Still, you’ll see a trace of Hewitt at Hunt, in an inviting glass-walled space called “Joe’s Room.” It’s filled with Sacco beanbag chairs, which lack a fixed form and allow maximum flexibility. Nutter picked them out, like most of the furniture in Hunt, because they caught her eye as being particularly unconstrained. And she pushed back against initial pressure to paint all of the walls of the library Wolfpack red, opting instead for a wild palette that aims to foster creativity with vivid hues and shapes.
The furniture is fantastical, archetypal, and alluring, all because the students, Nutter learned, are fascinated with design. “Most of them come from backgrounds where they wouldn’t be exposed to environments like this,” Nutter says. Take for instance the Eames Lounge Chair by Herman Miller, which retails for $5,000 and presides in the Museum of Modern Art’s permanent collection as a pinnacle of classic design. Hunt Library boasts a row of them beneath floor-to-ceiling windows revealing views of Lake Raleigh. “We went all out,” Nutter says, “and the students are enthralled.”
In addition to Nutter’s most recent personal recognition, N.C. State Libraries have won the 2016 National Medal for Museum and Library Service, which recognizes not only the excellence of Hunt and D.H. Hill libraries, but also the way N.C. State’s library system serves the Raleigh community and acts as an incubator for Triangle businesses and entrepreneurs.
Nutter says she realized early in her career at N.C. State that, unlike Chapel Hill, Raleigh is a big enough city with enough going on that people were not paying much attention to the university libraries. She wanted to find a way to break through, to make Raleighites realize what a jewel they had in the library, and in the school.
Hunt has been a game-changer. The impact of the library doesn’t stop at N.C. State; it reflects on the city as a whole, attracting international attention of the best kind. Will Quick, an N.C. State alumnus and the current President of the Friends of the Library Board of Directors, believes Nutter deserves the bulk of the credit. “Susan Nutter is a master of her craft,” he says. “With a steady hand and a clear vision for what a 21st century research and academic library should be, she has put the N.C. State Libraries on a level with some of the most well known and recognized libraries in the world.”

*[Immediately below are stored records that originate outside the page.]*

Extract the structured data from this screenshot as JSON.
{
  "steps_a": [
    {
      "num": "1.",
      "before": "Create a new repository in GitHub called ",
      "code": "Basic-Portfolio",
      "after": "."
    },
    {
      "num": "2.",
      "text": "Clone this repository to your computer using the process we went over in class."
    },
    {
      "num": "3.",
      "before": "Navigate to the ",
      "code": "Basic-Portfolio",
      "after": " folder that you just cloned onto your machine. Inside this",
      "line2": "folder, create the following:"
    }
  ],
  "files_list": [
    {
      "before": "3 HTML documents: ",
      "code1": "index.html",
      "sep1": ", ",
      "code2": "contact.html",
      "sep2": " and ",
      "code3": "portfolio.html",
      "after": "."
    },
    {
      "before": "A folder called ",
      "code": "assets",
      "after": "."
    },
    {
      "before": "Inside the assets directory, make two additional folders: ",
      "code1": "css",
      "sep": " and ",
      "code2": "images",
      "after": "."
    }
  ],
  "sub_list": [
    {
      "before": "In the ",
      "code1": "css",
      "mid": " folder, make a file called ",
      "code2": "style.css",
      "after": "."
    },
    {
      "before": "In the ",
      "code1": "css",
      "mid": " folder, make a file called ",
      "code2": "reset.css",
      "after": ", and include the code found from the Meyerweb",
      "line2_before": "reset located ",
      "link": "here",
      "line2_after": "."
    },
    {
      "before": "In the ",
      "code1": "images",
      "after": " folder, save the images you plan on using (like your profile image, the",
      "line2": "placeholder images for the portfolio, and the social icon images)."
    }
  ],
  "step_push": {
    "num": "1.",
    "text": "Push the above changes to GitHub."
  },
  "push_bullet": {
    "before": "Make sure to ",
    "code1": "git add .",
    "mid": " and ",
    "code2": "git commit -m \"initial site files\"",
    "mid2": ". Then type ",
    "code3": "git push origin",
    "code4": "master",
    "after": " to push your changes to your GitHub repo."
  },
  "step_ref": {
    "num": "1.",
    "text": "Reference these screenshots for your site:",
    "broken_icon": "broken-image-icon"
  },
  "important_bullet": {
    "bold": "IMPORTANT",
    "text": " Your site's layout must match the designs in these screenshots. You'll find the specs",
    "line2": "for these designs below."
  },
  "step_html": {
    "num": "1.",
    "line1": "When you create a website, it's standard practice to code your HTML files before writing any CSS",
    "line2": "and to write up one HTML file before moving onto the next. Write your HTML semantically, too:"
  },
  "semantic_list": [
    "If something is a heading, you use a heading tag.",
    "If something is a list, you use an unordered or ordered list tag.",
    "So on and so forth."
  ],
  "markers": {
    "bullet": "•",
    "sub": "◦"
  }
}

When Nutter is not at the library, you might find her dining out at Bloomsbury Bistro in Five Points, or at home with Hewitt watching PBS mysteries in a house furnished much more simply than Hunt Library. Because even though it’s vibrantly colored, Hunt is not a projection of Susan Nutter herself, but of the students and faculty she serves. She gets things done on what she calls “student time,” recognizing that undergrads aren’t at the university for very long. Nutter is adamant that a library cannot have an agenda of its own.
“These are young adults who should be involved in creating a space that works for them,” she says. “They own this library. We are just professionals who can make things happen, but it’s not our library.” She points at the frosted glass wall of her office, on the other side of which scores of students are bowed over books and keyboards in the magnificent Skyline Reading Room: “It’s theirs.”